After teammates selected the six seniors as team captains in the preseason, the group that had stayed together through thick and thin felt even more responsibility to turn things around.

“To me, it’s the ultimate honor in sports to be named a captain, because it’s not voted on by anyone other than your peers, your teammates,” Samson said. “They deserve it.”

The captains have done more than right the ship. They’ve led Flathead through a historic season that will not soon be forgotten by fans of the Braves.

Flathead defeated Glacier and Bozeman for the first time in eight years. The Braves did not lose at home for the first time since at least 2001. And, of course, there’s that home playoff game still to come.

Regardless of the playoff outcome, the careers of the six senior captains who have long fantasized about this year will soon be over.

When all is said and done, what will their legacy be? When people see their names on the plaque outside the locker room, what will they think?

Standing on the snowy track wrapped around Legends Stadium, they all pause to contemplate, looking around at each other with smiles on their faces as they do.

“He’s really built this program from the ground up,” Reyna says of Samson, “and we’re a part of that. We’re a part of that history now. We’re that team that’s bringing Flathead back.”

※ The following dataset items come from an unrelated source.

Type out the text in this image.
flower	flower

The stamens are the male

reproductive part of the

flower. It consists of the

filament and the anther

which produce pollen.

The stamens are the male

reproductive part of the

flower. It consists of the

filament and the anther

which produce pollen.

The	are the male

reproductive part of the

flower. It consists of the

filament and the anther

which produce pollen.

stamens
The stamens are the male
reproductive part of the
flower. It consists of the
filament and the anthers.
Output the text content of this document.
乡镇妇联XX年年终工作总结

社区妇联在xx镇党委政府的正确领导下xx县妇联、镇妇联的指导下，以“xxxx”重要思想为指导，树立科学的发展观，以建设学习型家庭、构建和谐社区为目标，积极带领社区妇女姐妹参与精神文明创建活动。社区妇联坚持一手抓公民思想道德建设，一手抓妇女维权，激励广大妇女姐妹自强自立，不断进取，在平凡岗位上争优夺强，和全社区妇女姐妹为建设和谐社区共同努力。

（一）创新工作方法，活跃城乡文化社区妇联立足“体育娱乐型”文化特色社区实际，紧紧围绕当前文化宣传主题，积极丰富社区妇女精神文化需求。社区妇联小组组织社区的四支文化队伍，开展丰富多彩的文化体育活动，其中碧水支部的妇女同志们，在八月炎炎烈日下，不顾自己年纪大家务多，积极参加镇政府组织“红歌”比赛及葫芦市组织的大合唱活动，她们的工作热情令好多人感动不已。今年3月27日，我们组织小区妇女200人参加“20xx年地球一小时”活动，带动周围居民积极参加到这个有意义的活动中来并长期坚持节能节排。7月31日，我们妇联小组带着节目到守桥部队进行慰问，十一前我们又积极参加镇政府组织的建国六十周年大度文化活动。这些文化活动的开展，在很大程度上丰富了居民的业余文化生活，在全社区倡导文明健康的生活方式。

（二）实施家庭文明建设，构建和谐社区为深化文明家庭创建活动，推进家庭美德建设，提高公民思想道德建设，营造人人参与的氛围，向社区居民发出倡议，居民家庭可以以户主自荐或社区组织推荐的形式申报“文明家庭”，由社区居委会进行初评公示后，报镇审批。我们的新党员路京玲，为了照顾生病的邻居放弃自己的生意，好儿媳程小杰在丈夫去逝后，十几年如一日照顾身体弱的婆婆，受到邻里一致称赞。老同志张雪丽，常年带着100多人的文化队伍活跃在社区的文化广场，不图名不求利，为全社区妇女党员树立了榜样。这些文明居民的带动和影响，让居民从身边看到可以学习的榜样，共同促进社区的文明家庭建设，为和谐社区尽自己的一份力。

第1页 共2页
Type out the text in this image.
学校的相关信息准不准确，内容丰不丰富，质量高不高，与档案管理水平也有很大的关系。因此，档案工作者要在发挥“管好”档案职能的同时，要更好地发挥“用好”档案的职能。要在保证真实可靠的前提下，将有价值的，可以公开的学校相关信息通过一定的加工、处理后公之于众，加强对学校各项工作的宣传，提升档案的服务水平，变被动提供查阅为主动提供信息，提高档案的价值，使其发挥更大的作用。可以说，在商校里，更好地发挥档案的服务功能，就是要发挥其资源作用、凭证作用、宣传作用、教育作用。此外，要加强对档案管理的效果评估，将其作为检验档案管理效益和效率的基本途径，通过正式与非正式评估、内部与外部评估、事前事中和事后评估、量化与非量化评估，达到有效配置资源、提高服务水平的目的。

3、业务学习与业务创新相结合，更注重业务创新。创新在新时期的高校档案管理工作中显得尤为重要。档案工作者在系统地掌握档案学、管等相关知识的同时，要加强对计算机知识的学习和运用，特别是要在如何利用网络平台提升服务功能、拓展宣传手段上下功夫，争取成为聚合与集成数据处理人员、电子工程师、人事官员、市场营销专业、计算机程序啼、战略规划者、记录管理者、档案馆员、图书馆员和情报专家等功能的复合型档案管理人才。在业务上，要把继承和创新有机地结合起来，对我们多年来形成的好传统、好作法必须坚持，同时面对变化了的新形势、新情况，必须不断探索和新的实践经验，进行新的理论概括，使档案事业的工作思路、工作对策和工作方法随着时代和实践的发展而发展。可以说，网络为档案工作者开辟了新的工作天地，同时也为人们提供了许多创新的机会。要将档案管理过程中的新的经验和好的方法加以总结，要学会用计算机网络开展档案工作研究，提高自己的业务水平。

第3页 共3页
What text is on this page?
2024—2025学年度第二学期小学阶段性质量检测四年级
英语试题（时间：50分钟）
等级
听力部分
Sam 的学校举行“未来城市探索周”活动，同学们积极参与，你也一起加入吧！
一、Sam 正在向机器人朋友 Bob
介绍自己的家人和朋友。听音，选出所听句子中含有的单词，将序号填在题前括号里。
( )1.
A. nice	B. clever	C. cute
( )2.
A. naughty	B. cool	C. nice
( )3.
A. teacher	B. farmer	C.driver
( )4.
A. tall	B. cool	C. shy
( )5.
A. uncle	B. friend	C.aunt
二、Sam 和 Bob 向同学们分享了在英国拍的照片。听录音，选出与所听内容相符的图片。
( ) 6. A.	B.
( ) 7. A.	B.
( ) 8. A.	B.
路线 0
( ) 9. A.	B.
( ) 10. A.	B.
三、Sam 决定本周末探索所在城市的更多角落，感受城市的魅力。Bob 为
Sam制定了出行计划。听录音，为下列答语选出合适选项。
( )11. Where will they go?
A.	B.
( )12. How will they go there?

For Samson, the answers to those questions are not quite as simple.

“It’s still being written,” the fourth-year head coach said. “I think it’ll just be that group of kids that stuck through the good times and the bad and just never gave up. They kept fighting for four years. They just put their nose down and kept working hard.

“They knew they might not be the most talented or the biggest group in the state of Montana, but I’d put them against anybody.”